The Startech card can only operate up to 250 MB/s in my Mac Pro's gen 1 PCIe slot because that slot does not support x2 (even then it would only allow up to 500 MB/s).
Both USB ports (10 Gbps) are on the same USB controller, which uses a PCIe gen 2 x2 link so you can't raid them to get more than 1000 MB/s. The SATA ports (6 Gbps) have a similar limitation. You could raid the USB ports and the SATA ports together to get up to 2000 MB/s if the card is in a PCIe gen 2 slot.
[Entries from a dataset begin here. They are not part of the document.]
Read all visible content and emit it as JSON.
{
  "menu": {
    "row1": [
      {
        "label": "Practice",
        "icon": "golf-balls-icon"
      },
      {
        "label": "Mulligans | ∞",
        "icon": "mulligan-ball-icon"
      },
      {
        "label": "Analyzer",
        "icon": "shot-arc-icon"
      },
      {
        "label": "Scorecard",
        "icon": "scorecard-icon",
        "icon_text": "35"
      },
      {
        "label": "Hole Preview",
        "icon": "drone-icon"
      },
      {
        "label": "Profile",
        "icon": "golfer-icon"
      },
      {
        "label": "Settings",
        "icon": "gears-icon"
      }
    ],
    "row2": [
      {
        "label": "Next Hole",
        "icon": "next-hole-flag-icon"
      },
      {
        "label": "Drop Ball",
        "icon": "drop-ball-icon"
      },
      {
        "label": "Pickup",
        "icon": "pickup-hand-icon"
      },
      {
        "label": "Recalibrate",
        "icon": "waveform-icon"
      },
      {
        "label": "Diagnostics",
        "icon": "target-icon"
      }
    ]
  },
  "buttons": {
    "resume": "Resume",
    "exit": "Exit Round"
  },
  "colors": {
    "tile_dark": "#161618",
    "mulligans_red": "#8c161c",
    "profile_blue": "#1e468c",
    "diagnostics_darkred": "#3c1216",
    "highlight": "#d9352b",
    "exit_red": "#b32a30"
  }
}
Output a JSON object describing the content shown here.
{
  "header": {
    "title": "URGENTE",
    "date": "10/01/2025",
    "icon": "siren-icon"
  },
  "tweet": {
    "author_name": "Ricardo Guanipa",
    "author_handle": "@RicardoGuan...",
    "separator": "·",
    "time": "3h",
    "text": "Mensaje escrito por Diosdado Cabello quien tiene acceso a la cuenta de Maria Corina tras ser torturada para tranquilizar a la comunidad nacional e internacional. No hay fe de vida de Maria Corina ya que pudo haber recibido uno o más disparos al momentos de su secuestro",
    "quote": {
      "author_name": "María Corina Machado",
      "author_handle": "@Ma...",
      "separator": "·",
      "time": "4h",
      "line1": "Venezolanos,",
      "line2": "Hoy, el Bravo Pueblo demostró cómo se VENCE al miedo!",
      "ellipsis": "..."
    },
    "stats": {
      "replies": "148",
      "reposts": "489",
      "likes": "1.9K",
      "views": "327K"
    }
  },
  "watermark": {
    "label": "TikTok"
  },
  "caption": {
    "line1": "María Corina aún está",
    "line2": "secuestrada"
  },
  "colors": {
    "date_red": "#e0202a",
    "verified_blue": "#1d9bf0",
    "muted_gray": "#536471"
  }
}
The Caldigit card comes with USB 3.0 (5 Gbps) firmware so that it will be compatible with Mac OS X 10.11 (El Capitan) and earlier. I applied the USB 3.1 (10 Gbps) firmware updater from Caldigit's website which allows it to work only in macOS 10.12 (Sierra) or later but at 10 Gbps.
Both the Startech and the Caldigit cards show my OWC Mercury Elite Pro Dual mini bus-powered USB 3.1 Gen 2 RAID as "Up to 5 Gb/sec" but they both transfer at more than 5 Gb/sec (they read up to 745 MB/s in my Mac Pro 2008 and slightly faster in a Z170 Hackintosh), so this is probably a bug in the ASMedia firmware where it doesn't set the USB xHCI Port Status and Control Register (PORTSC) correctly (at least for this device). This register is read by Mac OS to display the current speed in System Information.app.
If you want a card with faster dual USB port support then it would need to use separate controllers or something like the ASM2142 which uses PCIe gen 3 x2. For a classic Mac Pro, that would need to be paired with at least a PCIe gen 3 2 port 6 lane switch.